I think they took the paint quite nicely. The various sources i used showed them to be a mix of bright colours (especially the tack) and drab colours (homespun linen and wool?). I tried for a drabber, more middle eastern base than usual. They are based on standard DBA bases, although David intends to use them for Shattered Lances.

Next up: Some armoured Guhlam mounted archers. And I need to start rebasing 6mm AWI figures for MayDay.


tim said...

Nice stuff, Bob!

I've been toying with the idea of picking up a DBA Mongol Army... I think it's 1 Cavalry and 11 Light horse...

I'm getting excited about mobile armies these days. I can field an entirely mounted Orc/Goblin Army for HOTT and it's pretty cool. Hero for a heavy hitter, loads of Riders and a couple of beasts to deal with bad-going - slowest thing in the army; The beasts @400paces/turn (through any sort of terrain!)

Broeders said...

Played Mongols vs Chinese and they were great - very frustrating to play against, I'm sure.

Thinking of building a Parthian army for the same reason. Cataphracts, mobile skirmish cavalry and not much else!

BTW nice paint, Bob!

Bob Barnetson said...

Thanks guys. Looks like one guy's beard got touched with some blue (invisible at 1:1 but at 4x magnification all sorts of stuff shows up)! Must fix that. These are very nice miniatures.

I have a Parthian army and have had a heck of a time learning how to use it. Yet one time I beat a Roman in 7 minutes in DBA. So I guess it is possible to win!

Broeders said...

They certainly beat the Romans in 'real' life. Wasted the equites then rode round pinging arrows into the legions - then got supplied with more arrows to finish the job. The Romans, tired, thirsty and demoralised, eventually broke and got ridden down.

As my (more experienced) playing partner explained, when using a mobile cavalry army you need patience.

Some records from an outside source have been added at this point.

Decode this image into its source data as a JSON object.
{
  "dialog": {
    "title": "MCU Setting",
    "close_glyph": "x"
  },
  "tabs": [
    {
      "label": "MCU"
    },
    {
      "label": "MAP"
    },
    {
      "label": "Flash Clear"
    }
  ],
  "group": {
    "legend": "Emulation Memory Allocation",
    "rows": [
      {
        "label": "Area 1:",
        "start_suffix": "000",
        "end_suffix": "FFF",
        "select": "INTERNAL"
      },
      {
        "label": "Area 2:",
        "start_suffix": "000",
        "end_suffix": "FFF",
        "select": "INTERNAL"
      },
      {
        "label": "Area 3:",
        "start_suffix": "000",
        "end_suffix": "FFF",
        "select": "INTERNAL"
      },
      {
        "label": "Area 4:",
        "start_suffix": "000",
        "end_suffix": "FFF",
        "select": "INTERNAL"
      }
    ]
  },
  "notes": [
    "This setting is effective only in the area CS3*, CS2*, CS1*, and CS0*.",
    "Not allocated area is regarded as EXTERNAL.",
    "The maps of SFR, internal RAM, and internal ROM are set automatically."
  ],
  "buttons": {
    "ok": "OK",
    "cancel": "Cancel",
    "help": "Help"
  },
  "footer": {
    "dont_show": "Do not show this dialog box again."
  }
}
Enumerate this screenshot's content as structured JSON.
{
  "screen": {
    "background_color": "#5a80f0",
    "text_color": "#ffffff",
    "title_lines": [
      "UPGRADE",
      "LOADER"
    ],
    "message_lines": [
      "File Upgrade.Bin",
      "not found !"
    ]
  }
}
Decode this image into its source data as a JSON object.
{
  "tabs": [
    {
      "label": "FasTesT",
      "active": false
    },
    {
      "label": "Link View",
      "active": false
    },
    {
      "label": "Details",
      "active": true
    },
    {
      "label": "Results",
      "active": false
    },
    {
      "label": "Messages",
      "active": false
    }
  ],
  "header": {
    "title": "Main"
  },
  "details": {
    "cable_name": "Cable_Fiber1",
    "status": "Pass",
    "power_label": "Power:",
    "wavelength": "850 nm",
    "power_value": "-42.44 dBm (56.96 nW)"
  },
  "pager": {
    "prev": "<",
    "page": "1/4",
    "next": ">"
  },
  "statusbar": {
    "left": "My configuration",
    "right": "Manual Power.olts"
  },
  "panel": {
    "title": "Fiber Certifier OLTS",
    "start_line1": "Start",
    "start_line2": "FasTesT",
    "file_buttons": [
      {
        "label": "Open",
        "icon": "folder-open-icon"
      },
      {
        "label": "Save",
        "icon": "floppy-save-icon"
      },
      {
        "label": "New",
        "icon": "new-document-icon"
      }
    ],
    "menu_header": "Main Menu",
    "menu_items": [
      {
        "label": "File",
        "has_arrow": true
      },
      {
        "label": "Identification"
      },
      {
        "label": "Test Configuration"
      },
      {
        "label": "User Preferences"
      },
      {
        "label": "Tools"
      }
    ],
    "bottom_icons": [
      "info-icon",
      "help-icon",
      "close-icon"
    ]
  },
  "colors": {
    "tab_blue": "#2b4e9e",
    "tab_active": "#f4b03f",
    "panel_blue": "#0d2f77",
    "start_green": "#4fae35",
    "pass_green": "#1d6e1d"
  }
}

Pull the opposition out of position (as they have to move to address the threat to flank or rear) - take on his cavalry far from his other troops (i.e. feint a withdraw then hit them when a safe distance away so his 'foot' can't intervene).

Once the opponents cavalry is gone, you can act with impunity - ride round the back, shoot arrows, ride away. Eventually they will break formation, lose cohesion and thus are ripe for the kill.

Or so the theory goes.

AJ (Allan) Wright said...

I like the colorful tack - it really stands out. What do you use for a wash on your figures?

Bob Barnetson said...

Future floor wax with a bit of black and brown paint mixed in. I also use Future with black paint (50/50?) as the primer. Seals, reinforces joins and puts in a nice coat of shadow to paint around. Add on the wash with future and the figures are indestructable and the shadow gets reinforced.

Mark Davies said...

Great looking figures, Bob; I may have to get some instead of the Outpost ones that I have and don't like! I'm interested in the use of the floor polish as a primer--a gloss primer would give a different surface to paint onto.

Bob Barnetson said...

Yeah the slippery primer makes painting easier. Putting a layer of shadow on right away also means you have to paint less of the surface area. And dark spots (like brown horse's mane) gets both coloured and naturally coloured and highlighted by the primer so you can skip it all together.

Mark Davies said...

Thanks. Do you use any other primer before the floor polish? Or just straight onto the bare lead? I tried your brown-black wash yesterday and was very pleased with the result. I'd found neither black nor brown fully satisfactory.